Une inspection a également été menée par l'agence régionale de santé à la suite de ces faits. Les conclusions en seront connues dans quelques jours et pourront alors vous être communiquées.
La délivrance des médicaments en détention répond à des principes bien établis. Elle est individuelle et se fait à un rythme adapté à la situation de chacun, en fonction de l'évaluation de l'autonomie du patient par le médecin. Elle est effectuée exclusivement par le personnel soignant. Selon le type d'établissement pénitentiaire, les médicaments sont distribués soit à l'unité de consultations et de soins ambulatoires, soit en détention pour l'ensemble des détenus.
Quand la personne détenue est autorisée à conserver des médicaments dans sa cellule, ceux-ci lui sont remis dans un sachet à son nom, mentionnant la date de la prescription, la posologie et la durée du traitement prescrit. Si, pour des raisons d'ordre et de sécurité, liées notamment aux risques de trafic ou de racket, le chef d'établissement s'oppose à ce qu'une personne détenue conserve des médicaments en cellule, il doit prendre une décision individuelle motivée et en informer immédiatement le médecin responsable de l'unité de consultations et de soins ambulatoires afin qu'une solution alternative soit trouvée.

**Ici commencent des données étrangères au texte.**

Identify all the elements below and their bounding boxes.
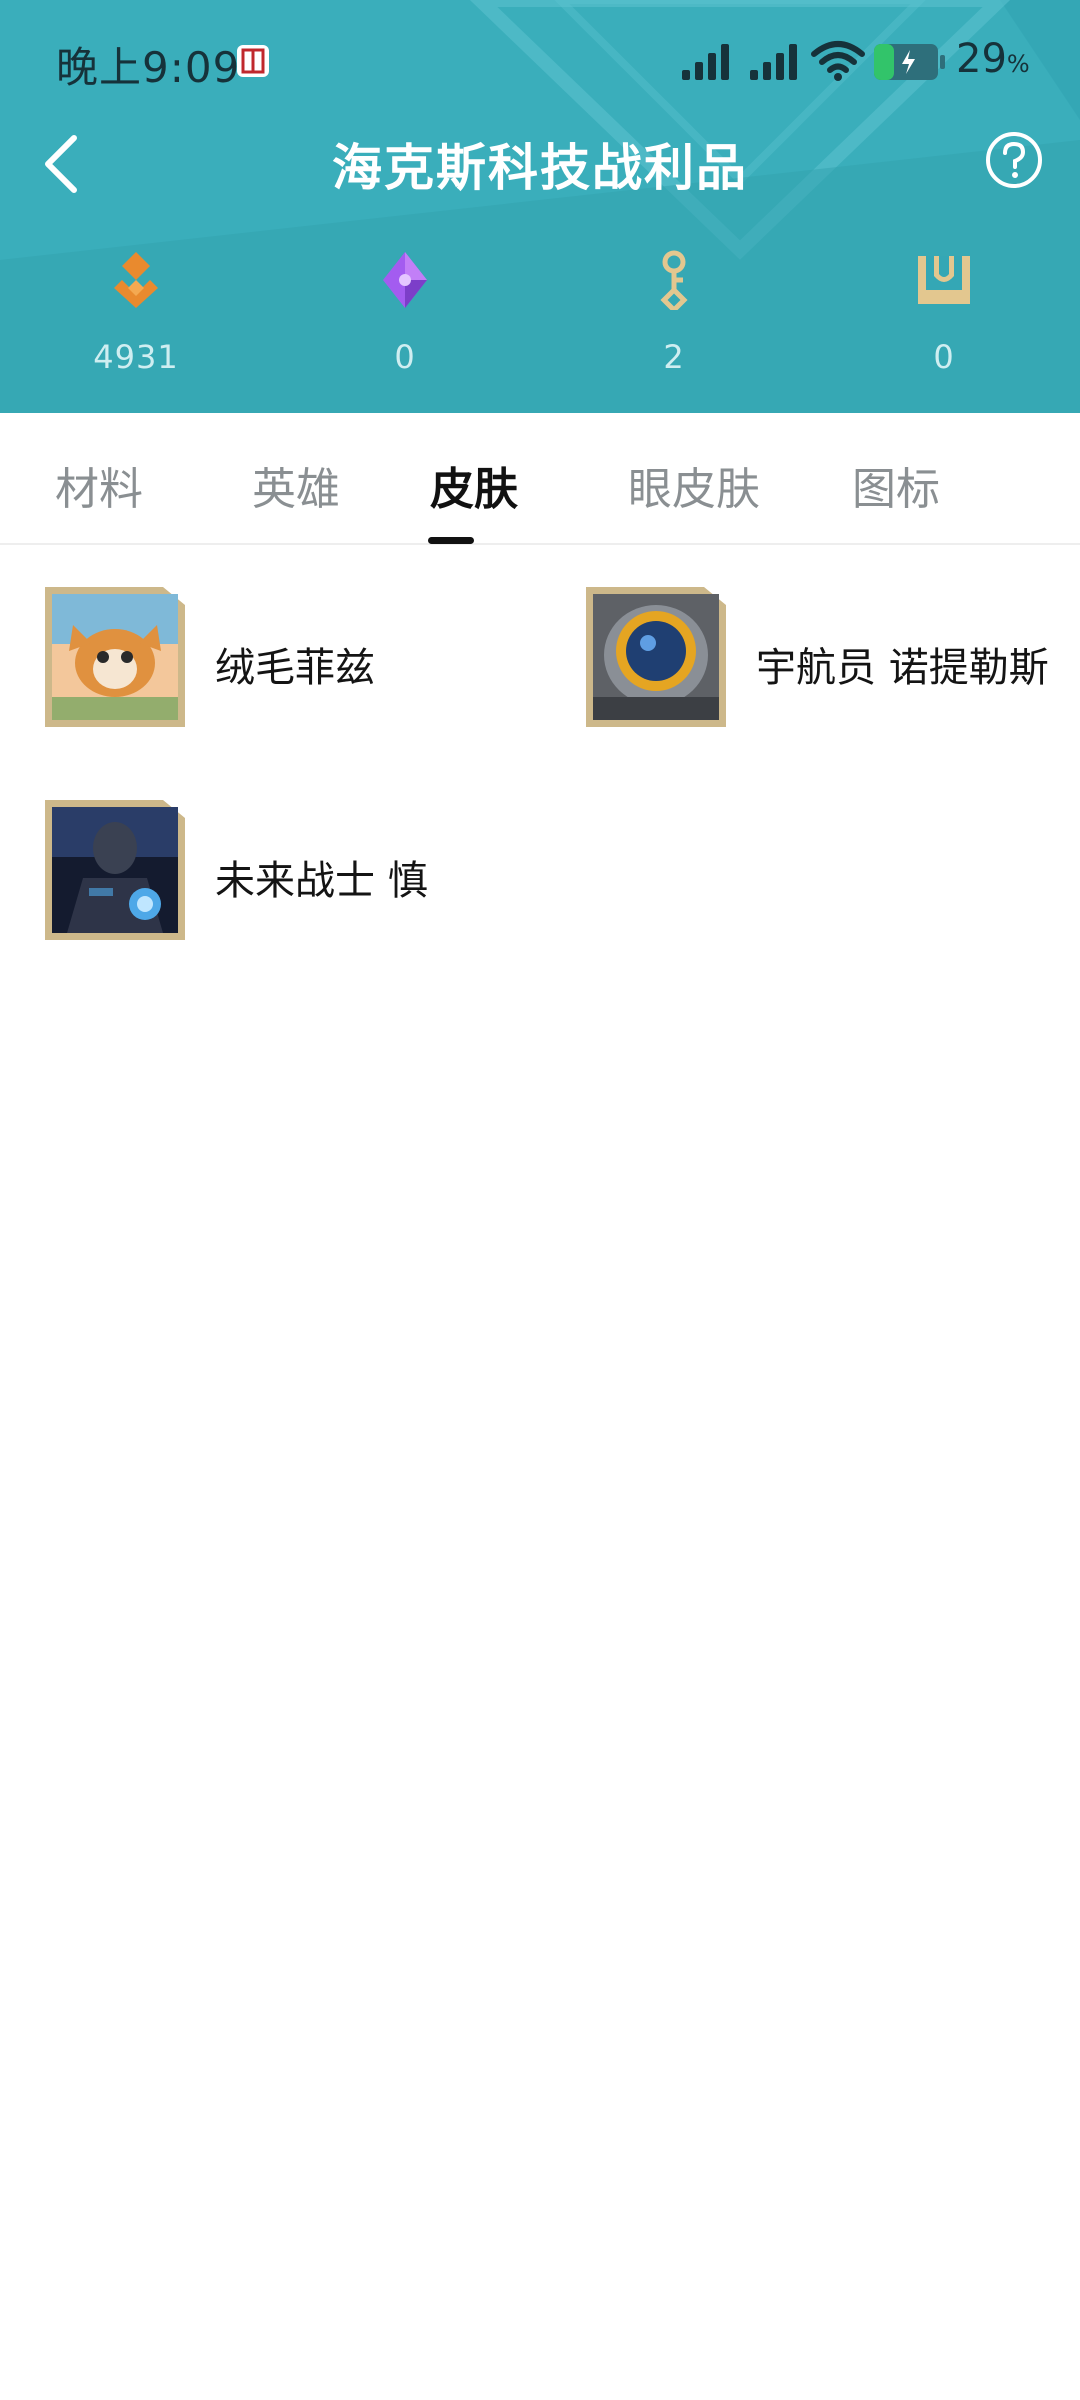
orange-essence-icon <box>114 252 158 308</box>
signal-icon <box>682 44 729 80</box>
currency-key[interactable]: 2 <box>594 250 754 400</box>
notification-app-icon <box>237 45 269 77</box>
currency-purple-gem[interactable]: 0 <box>325 250 485 400</box>
currency-row: 4931 0 2 0 <box>0 250 1080 400</box>
tab-icons[interactable]: 图标 <box>852 453 940 517</box>
chest-icon <box>918 256 970 304</box>
orange-essence-count: 4931 <box>93 338 179 376</box>
tab-ward-skins[interactable]: 眼皮肤 <box>628 453 760 517</box>
skin-item-surgeon-shen[interactable]: 未来战士 慎 <box>43 798 523 948</box>
help-icon[interactable] <box>984 130 1044 190</box>
wifi-icon <box>811 41 865 81</box>
battery-percentage: 29% <box>956 36 1030 82</box>
currency-orange-essence[interactable]: 4931 <box>56 250 216 400</box>
skin-name: 未来战士 慎 <box>215 858 428 904</box>
skin-thumbnail <box>45 800 185 940</box>
header: 晚上9:09 29% 海克斯科技战利品 4931 0 2 0 <box>0 0 1080 413</box>
skin-item-astronaut-nautilus[interactable]: 宇航员 诺提勒斯 <box>584 585 1080 735</box>
skin-thumbnail <box>45 587 185 727</box>
tab-materials[interactable]: 材料 <box>55 453 143 517</box>
key-icon <box>660 250 688 310</box>
nav-bar: 海克斯科技战利品 <box>0 120 1080 236</box>
page-title: 海克斯科技战利品 <box>332 139 748 197</box>
signal-icon-2 <box>750 44 797 80</box>
currency-chest[interactable]: 0 <box>864 250 1024 400</box>
chest-count: 0 <box>933 338 955 376</box>
skin-name: 宇航员 诺提勒斯 <box>756 645 1049 691</box>
skin-item-fuzz-fizz[interactable]: 绒毛菲兹 <box>43 585 523 735</box>
skin-thumbnail <box>586 587 726 727</box>
tab-champions[interactable]: 英雄 <box>252 453 340 517</box>
skin-name: 绒毛菲兹 <box>215 645 375 691</box>
tab-skins[interactable]: 皮肤 <box>430 453 518 517</box>
status-bar: 晚上9:09 29% <box>0 0 1080 120</box>
purple-gem-icon <box>383 252 427 308</box>
category-tabs: 材料 英雄 皮肤 眼皮肤 图标 <box>0 413 1080 545</box>
purple-gem-count: 0 <box>394 338 416 376</box>
battery-icon <box>874 44 945 80</box>
key-count: 2 <box>663 338 685 376</box>
active-tab-indicator <box>428 537 474 544</box>
status-time: 晚上9:09 <box>56 43 241 92</box>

Je rappelle enfin que la surveillance de l'observance des prescriptions médicales ne relève ni de la compétence, ni de la responsabilité du personnel pénitentiaire.

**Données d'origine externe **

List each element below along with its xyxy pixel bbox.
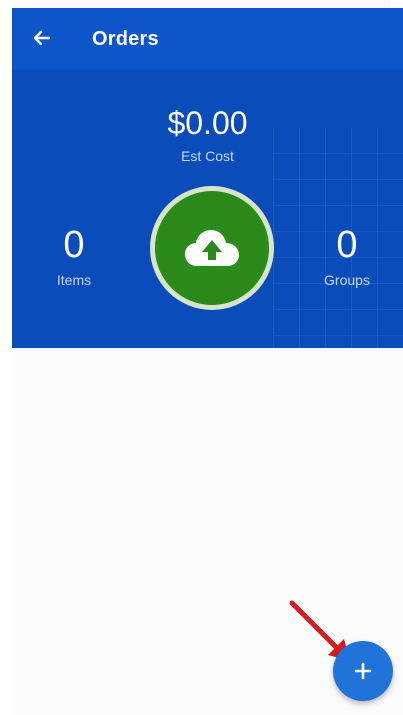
orders-summary-header: Orders $0.00 Est Cost 0 Items 0 Groups (12, 8, 403, 348)
items-count: 0 (63, 224, 85, 266)
left-letterbox (0, 0, 12, 715)
upload-button-inner (155, 191, 269, 305)
upload-button[interactable] (150, 186, 274, 310)
app-bar: Orders (12, 8, 403, 70)
est-cost-label: Est Cost (181, 148, 234, 164)
orders-screen: Orders $0.00 Est Cost 0 Items 0 Groups (0, 0, 403, 715)
arrow-left-icon (33, 30, 51, 46)
cloud-upload-icon (185, 230, 239, 266)
add-order-button[interactable] (333, 641, 393, 701)
page-title: Orders (92, 28, 159, 50)
items-label: Items (56, 272, 92, 288)
back-button[interactable] (28, 24, 56, 52)
est-cost-value: $0.00 (167, 105, 248, 141)
plus-icon (354, 662, 372, 680)
groups-label: Groups (324, 272, 370, 288)
groups-count: 0 (336, 224, 358, 266)
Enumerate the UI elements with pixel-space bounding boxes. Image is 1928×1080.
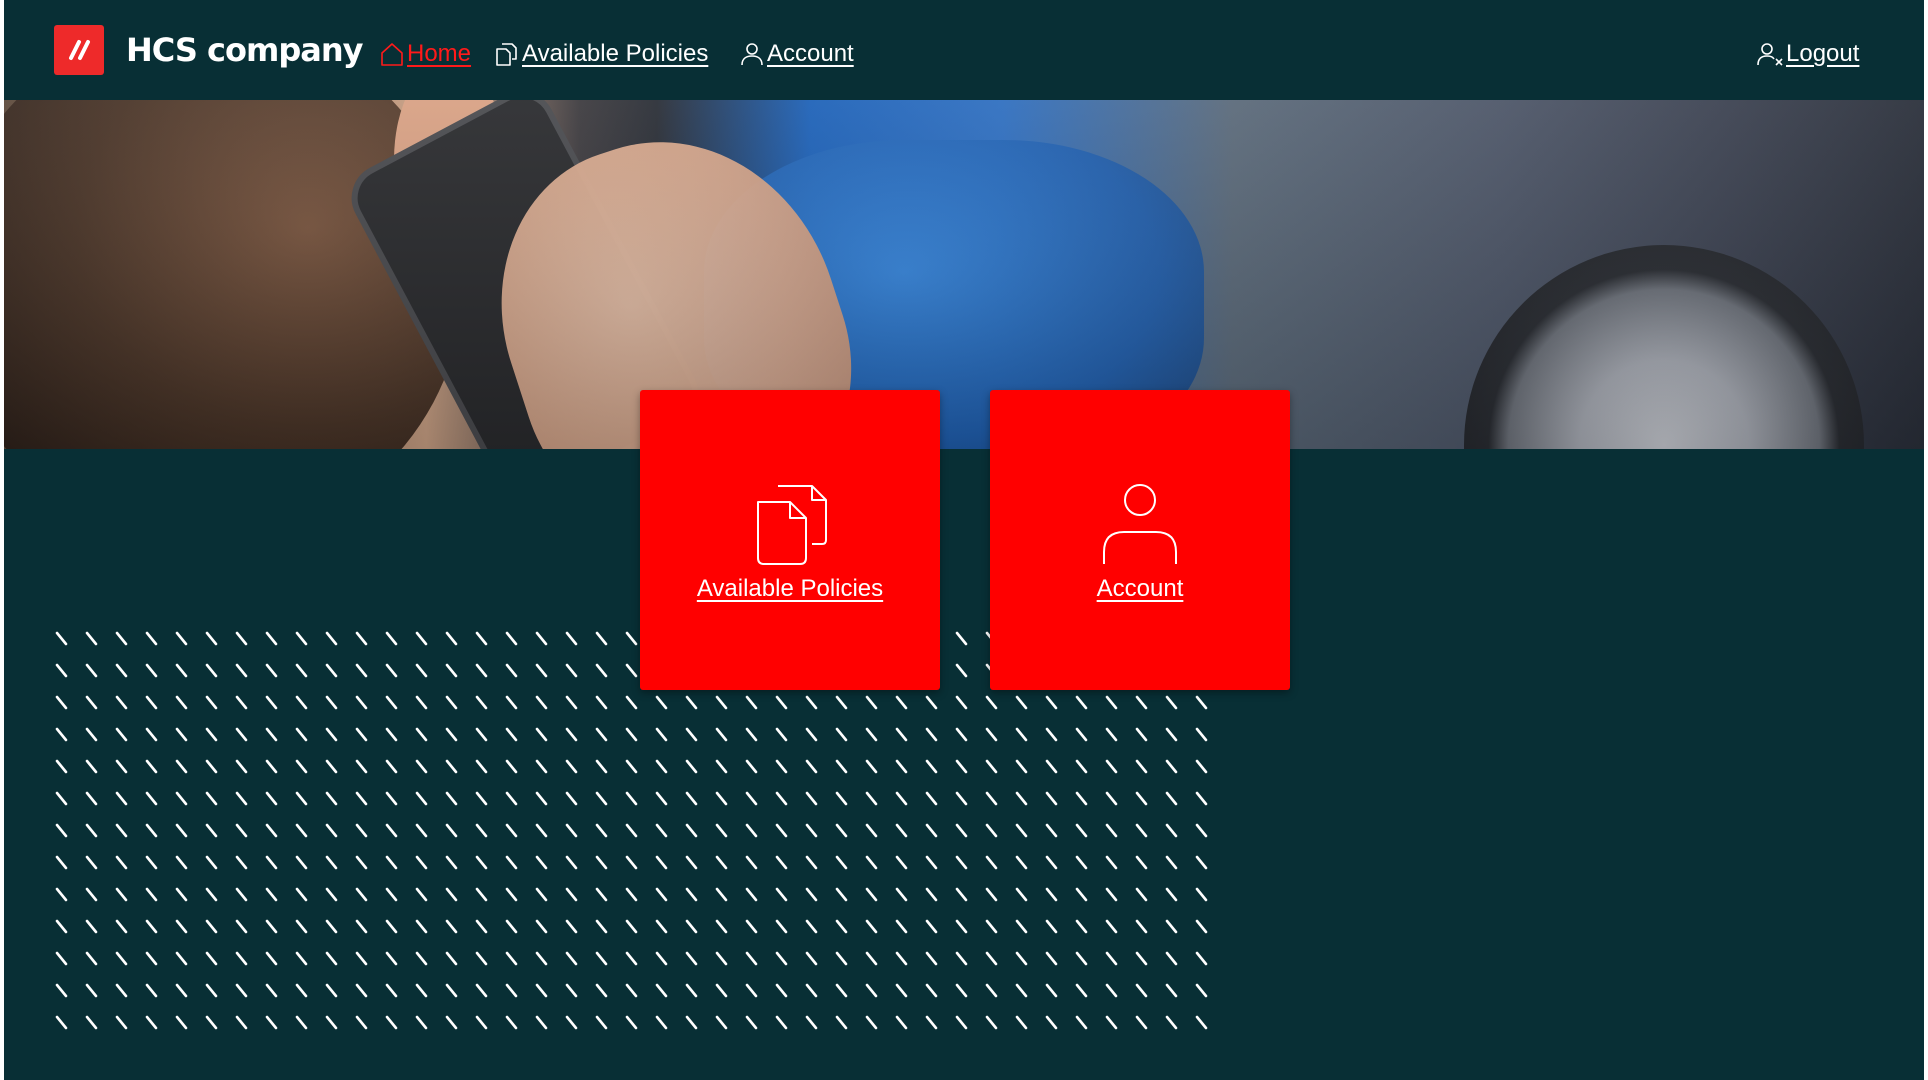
nav-policies-link[interactable]: Available Policies [494, 36, 708, 72]
brand-name[interactable]: HCS company [126, 28, 363, 72]
nav-home-label: Home [407, 40, 472, 67]
top-navbar: HCS company Home Available Policies Acco… [4, 0, 1924, 100]
documents-icon [757, 485, 827, 565]
nav-home-link[interactable]: Home [379, 36, 471, 72]
nav-account-link[interactable]: Account [739, 36, 854, 72]
available-policies-card[interactable]: Available Policies [640, 390, 940, 690]
hero-image [4, 100, 1924, 449]
documents-icon [496, 43, 517, 66]
decorative-slash-pattern [54, 630, 1214, 1030]
hero-overlay [4, 100, 1924, 449]
nav-logout-label: Logout [1786, 40, 1860, 67]
user-remove-icon [1757, 43, 1783, 66]
app-page: HCS company Home Available Policies Acco… [4, 0, 1924, 1080]
brand-logo-icon[interactable] [54, 25, 104, 75]
user-icon [741, 43, 763, 66]
nav-policies-label: Available Policies [522, 40, 709, 67]
home-icon [381, 43, 403, 66]
nav-logout-link[interactable]: Logout [1756, 36, 1859, 72]
account-card[interactable]: Account [990, 390, 1290, 690]
user-icon [1103, 484, 1177, 564]
account-card-label: Account [1096, 575, 1184, 602]
nav-account-label: Account [767, 40, 854, 67]
available-policies-card-label: Available Policies [696, 575, 884, 602]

M. le président. La parole est à Mme Jacqueline Maquet.
Mme Jacqueline Maquet. Il faut, je crois, être très vigilant sur le suivi médical : or, peu de dossiers médicaux suivent effectivement le détenu lors des transferts. C'est un point essentiel : dans le cas du détenu décédé à Bapaume, c'est essentiellement le transfert du dossier médical qui est en cause. Et mes interlocuteurs m'ont affirmé qu'il en allait le plus souvent ainsi dans les prisons.
D'autre part, le système des portes ouvertes entraîne des dérives - je pense notamment aux intoxications médicamenteuses.
Je serai très attentive aux rapports des différentes enquêtes et inspections, et je suivrai ce dossier de très près afin que l'on puisse progresser sur le sujet.